Der Stadtrat hat bei der Vorstellung des Wettbewerbsergebnisses im Mai 2017 lediglich eine Bauleitplanung verabschiedet und seitdem keine weiteren Beschlüsse mehr gefasst. Viele Details und Änderungen aufgrund der Stellungnahme des Bezirksausschusses werden dem Stadtrat erst in nächster Zeit vorgestellt. Vieles ist also noch nicht entschieden, einige Ihrer Fragen sind daher nur unter Vorbehalt zu beantworten.
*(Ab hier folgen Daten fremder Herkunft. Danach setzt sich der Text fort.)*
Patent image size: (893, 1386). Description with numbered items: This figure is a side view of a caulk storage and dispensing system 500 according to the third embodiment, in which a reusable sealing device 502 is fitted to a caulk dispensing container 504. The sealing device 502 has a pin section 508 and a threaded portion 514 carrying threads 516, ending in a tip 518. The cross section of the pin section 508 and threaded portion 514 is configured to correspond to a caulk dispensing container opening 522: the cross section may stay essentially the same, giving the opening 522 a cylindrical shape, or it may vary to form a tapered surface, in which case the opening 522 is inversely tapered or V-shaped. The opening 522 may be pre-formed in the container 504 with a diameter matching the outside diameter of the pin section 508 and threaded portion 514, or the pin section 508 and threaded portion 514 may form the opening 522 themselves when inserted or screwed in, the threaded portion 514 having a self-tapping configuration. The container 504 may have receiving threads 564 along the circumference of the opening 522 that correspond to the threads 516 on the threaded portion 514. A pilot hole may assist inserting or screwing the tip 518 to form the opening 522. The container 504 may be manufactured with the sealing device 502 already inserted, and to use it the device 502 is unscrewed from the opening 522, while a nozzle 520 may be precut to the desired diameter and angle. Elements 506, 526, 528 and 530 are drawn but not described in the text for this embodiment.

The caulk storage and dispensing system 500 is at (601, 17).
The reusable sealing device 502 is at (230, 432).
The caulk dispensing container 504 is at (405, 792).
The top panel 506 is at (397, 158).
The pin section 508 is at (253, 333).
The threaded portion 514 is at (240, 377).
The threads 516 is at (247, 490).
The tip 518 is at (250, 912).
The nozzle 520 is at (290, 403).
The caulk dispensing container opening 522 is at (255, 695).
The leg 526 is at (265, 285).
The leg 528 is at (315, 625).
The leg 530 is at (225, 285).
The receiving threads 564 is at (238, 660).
Unser Fraktionsmitglied Stadtrat Paul Bickelbacher hat sich zuletzt am 17.7.2019 bei einem organisierten Spaziergang nochmal ein aktuelles Bild vor Ort gemacht und sich den Fragen der Anwesenden gestellt. Planungen für zusätzliche Bebauung müssen nach unserer Überzeugung auch die Interessen und Anliegen der Anwohner und Anwohnerinnen aufnehmen und berücksichtigen. Wir setzen uns daher dafür ein, Bürgerinnen und Bürger so früh wie möglich in die Planungsprozesse mit einzubinden.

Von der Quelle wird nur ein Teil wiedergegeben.